二五三五四三界（二五乘以四,三五乘以三）。

七零九五两倍半（七零和九五线都乘以二点五）。

穿管温度八九折（随着温度的变化而变化,在算好的安全电流数上乘以零点八或零点九）。

铜线升级算（在同截面铝芯线的基础上升一级,如二点五铜芯线就是在二点五铝芯线上升一级,则按四平方毫米铝芯线算）。
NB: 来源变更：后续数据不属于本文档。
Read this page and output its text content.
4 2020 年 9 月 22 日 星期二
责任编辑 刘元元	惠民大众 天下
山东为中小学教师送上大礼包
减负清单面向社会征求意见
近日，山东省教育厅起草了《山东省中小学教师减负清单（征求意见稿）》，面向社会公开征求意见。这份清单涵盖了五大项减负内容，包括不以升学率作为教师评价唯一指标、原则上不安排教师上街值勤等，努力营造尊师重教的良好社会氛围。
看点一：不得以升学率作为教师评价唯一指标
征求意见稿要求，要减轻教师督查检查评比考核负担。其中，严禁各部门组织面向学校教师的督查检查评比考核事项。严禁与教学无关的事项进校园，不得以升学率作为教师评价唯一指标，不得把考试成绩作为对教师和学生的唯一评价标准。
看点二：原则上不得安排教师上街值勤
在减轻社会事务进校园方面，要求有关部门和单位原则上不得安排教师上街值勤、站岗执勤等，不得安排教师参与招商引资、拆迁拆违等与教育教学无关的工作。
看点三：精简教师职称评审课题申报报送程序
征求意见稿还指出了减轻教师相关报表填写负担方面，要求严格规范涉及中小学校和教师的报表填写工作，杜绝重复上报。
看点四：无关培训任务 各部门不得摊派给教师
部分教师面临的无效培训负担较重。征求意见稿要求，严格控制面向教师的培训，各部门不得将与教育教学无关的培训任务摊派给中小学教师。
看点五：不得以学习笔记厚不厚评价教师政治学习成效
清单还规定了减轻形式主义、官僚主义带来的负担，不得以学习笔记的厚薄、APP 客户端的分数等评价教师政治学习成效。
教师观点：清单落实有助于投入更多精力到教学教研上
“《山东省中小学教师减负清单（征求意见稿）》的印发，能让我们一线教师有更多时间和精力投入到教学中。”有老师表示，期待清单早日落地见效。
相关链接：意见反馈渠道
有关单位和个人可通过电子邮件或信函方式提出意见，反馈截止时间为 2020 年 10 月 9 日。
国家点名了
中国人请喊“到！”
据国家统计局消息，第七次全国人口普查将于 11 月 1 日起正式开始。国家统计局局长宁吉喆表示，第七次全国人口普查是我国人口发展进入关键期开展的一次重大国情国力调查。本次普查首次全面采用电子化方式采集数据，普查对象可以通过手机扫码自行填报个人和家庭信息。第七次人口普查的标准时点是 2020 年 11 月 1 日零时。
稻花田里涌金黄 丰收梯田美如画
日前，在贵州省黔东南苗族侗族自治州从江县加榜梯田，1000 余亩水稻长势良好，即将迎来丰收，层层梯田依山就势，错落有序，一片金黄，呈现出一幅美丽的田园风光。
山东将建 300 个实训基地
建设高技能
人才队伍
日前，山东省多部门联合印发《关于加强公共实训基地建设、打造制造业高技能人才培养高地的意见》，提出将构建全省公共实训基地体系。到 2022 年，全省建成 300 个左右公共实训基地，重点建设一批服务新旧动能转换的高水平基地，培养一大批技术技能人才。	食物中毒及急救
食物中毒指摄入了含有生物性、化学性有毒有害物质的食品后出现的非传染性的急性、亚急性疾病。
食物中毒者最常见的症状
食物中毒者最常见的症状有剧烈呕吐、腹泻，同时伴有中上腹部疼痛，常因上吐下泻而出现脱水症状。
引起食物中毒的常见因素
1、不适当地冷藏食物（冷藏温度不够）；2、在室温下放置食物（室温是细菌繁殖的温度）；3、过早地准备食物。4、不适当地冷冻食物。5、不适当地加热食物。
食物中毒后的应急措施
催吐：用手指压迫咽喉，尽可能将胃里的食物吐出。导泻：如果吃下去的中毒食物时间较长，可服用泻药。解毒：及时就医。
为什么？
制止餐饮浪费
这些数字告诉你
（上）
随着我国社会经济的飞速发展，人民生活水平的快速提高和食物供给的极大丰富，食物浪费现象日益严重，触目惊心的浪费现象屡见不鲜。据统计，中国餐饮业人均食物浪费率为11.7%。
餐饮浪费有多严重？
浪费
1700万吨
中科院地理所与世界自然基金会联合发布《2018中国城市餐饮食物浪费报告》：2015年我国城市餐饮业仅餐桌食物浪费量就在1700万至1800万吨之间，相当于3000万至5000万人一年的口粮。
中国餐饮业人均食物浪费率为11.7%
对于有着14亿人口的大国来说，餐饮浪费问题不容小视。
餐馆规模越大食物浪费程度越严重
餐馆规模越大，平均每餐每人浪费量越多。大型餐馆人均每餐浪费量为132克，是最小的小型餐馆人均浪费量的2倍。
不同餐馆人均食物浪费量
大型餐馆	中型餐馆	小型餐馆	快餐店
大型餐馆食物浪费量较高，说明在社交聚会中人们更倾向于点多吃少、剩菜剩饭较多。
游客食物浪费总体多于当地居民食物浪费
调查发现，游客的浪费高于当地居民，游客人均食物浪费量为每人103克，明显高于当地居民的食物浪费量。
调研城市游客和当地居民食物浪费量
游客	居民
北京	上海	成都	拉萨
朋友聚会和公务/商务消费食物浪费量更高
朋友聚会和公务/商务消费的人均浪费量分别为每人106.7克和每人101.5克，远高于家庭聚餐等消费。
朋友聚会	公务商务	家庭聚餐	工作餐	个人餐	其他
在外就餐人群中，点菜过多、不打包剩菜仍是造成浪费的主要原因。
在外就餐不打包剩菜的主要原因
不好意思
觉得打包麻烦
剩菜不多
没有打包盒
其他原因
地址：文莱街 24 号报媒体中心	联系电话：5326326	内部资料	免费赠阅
裸线加一半（在原已算好的安全电流数基础上再加一半）。

RV 铜芯氯乙烯绝缘连接电缆（电线）AVR 镀锡铜芯聚乙烯绝缘平型连接软电缆（电线）RVB 铜芯聚氯乙烯平型连接电线RVS 铜芯聚氯乙烯绞型连接电线RVV 铜芯聚氯乙烯绝缘聚氯乙烯护套圆形连接软电缆ARVV 镀锡铜芯聚氯乙烯绝缘聚氯乙烯护套平形连接软电缆RVVB 铜芯聚氯乙烯绝缘聚氯乙烯护套平形连接软电缆RV－105 铜芯耐热105oC聚氯乙烯绝缘聚氯乙烯绝缘连接软电缆AF－205AFS－250AFP－250 镀银聚氯乙氟塑料绝缘耐高温－60oC~250oC连接软电线电力线缆; 适用于交流50HZ，额定电压0.6/1KV及以下输配电线路上，供输配电能之用。